The anti-land acquisition movement threatened and then killed the Nano project. It also produced a spectacular political revival of the Opposition, led by the Trinamool Congress and its leader Mamata Banerjee. The contested land located on the Durgapur Expressway is now a series of sheds awaiting the onset of corrosion. Beside the contested land other sheds too seem to be similarly unemployed. The traffic on the expressway is lighter. The numbers of trucks trundling along are fewer, and far fewer of them are waiting to move either up or down the road. Instead of hectic movement, if the Nano plant had survived the politics of West Bengal, there is a sluggish movement of goods. The toll gates look underused and there are fewer police manning them, because the traffic is light.

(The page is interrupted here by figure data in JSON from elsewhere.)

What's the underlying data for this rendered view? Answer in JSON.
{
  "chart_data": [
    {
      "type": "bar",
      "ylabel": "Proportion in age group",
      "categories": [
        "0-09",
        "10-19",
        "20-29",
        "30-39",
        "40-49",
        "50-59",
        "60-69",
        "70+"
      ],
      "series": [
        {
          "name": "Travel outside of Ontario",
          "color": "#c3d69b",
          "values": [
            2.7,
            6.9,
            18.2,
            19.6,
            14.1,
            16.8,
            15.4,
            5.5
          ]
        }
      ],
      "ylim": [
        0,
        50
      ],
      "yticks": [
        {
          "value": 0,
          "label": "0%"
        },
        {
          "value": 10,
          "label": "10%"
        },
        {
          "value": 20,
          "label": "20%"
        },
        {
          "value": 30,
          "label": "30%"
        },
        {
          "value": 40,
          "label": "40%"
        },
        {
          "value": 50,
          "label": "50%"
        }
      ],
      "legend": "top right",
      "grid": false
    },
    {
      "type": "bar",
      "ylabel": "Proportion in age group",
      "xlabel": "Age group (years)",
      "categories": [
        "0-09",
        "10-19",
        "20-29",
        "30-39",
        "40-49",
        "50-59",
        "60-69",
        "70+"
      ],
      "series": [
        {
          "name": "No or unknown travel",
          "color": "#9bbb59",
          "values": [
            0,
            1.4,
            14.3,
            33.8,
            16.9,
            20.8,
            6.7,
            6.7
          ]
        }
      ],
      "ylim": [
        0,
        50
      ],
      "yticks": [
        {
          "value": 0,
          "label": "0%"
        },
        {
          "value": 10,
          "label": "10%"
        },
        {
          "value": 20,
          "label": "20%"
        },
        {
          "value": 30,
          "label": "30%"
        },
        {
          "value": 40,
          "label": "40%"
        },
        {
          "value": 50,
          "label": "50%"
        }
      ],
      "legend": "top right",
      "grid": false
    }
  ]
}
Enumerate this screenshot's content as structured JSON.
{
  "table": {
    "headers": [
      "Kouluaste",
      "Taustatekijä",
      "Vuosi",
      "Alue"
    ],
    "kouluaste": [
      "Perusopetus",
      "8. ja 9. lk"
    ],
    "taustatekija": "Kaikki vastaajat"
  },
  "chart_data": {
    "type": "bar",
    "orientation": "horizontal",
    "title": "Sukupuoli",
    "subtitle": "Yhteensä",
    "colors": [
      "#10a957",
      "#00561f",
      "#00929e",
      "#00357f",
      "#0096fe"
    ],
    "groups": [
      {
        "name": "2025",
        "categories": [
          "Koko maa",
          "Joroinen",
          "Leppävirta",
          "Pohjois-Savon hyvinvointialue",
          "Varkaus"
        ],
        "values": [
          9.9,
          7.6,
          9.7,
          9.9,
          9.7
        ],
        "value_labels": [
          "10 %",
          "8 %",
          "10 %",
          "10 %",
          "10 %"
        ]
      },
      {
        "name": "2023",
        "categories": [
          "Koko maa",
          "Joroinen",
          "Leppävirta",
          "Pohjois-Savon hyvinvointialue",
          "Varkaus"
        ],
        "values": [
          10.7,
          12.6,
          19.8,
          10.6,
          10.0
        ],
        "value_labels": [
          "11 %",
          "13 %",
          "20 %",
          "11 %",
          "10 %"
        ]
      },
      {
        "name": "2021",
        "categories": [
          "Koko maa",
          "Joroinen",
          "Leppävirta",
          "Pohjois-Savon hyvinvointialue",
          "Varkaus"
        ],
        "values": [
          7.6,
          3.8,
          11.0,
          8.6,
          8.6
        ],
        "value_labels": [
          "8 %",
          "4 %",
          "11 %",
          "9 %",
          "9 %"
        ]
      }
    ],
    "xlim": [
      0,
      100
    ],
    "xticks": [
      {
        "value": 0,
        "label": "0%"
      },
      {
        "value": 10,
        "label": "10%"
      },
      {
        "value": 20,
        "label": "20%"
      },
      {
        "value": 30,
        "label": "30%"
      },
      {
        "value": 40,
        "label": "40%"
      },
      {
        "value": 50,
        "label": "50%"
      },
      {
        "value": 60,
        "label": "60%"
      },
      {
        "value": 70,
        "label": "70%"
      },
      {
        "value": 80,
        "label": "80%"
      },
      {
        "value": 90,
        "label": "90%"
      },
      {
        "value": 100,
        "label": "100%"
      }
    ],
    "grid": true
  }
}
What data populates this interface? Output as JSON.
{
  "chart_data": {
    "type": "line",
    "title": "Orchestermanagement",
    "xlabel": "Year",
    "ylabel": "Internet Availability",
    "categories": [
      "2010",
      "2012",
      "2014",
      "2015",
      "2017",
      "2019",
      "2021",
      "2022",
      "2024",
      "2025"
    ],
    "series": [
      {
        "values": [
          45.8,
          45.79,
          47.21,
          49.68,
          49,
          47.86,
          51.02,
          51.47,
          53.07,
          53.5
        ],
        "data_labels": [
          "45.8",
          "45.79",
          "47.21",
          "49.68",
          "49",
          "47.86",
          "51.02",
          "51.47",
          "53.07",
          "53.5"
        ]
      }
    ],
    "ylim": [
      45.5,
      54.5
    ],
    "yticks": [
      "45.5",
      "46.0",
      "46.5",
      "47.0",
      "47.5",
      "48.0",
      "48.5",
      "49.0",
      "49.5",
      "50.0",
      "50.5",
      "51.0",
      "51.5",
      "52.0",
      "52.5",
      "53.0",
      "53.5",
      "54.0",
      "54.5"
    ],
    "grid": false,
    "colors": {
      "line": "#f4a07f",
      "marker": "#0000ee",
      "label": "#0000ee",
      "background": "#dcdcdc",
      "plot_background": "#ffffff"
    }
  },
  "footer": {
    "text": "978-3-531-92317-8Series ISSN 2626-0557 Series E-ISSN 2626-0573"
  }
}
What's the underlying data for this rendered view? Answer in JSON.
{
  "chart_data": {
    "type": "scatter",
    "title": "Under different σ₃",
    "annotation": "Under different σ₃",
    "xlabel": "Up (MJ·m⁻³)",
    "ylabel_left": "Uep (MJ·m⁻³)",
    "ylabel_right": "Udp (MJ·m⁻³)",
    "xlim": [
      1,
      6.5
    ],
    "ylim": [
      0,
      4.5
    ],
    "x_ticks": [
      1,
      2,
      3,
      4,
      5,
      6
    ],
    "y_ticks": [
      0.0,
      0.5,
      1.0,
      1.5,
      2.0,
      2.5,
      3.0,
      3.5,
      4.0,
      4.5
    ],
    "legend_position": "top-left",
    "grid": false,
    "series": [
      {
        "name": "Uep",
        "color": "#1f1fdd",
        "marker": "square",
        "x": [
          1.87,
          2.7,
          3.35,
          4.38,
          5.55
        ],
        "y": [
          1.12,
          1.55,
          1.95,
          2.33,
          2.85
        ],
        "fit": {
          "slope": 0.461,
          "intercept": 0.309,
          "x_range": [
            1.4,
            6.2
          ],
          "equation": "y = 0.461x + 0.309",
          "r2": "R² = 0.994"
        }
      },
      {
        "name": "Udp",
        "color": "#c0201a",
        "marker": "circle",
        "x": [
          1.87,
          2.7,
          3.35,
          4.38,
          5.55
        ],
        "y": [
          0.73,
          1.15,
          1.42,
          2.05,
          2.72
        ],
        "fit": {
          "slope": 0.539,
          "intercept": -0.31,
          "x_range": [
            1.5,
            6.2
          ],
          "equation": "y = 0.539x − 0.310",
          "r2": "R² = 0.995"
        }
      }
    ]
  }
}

And now there are the Maoists. Even if the Maoists are spread across some 180 odd districts of India, even if the purpose of the Centre’s crackdown on them is as Arundhati Roy claims to clear the way for international mining interests, the connection between violent ultra Left politics and West Bengal is special. The original Naxalite movement started here. The return of the Maoists is a reminder that West Bengal is an inhospitable place for investors.

Sweeping down the expressway two years ago, there was a lot of activity around Dankuni. Branded as the new Kolkata west of the original city, a township was in the making. The ugly sculpted horses on top of a gate that led from nowhere to nowhere marked the beginning of a brave new world. The horses and the gate remain, the housing project has slumped and DLF’s investment has disappeared.

The wasteland is beginning to creep back and soon West Bengal will revert to its rust belt status. All activity will be political. For those who want to or must because they need to earn a livelihood, the multiple new train connections will speed an army of low cost labour out of West Bengal. Those who get left behind will constitute the miserable proletariat, ripe for political manipulation.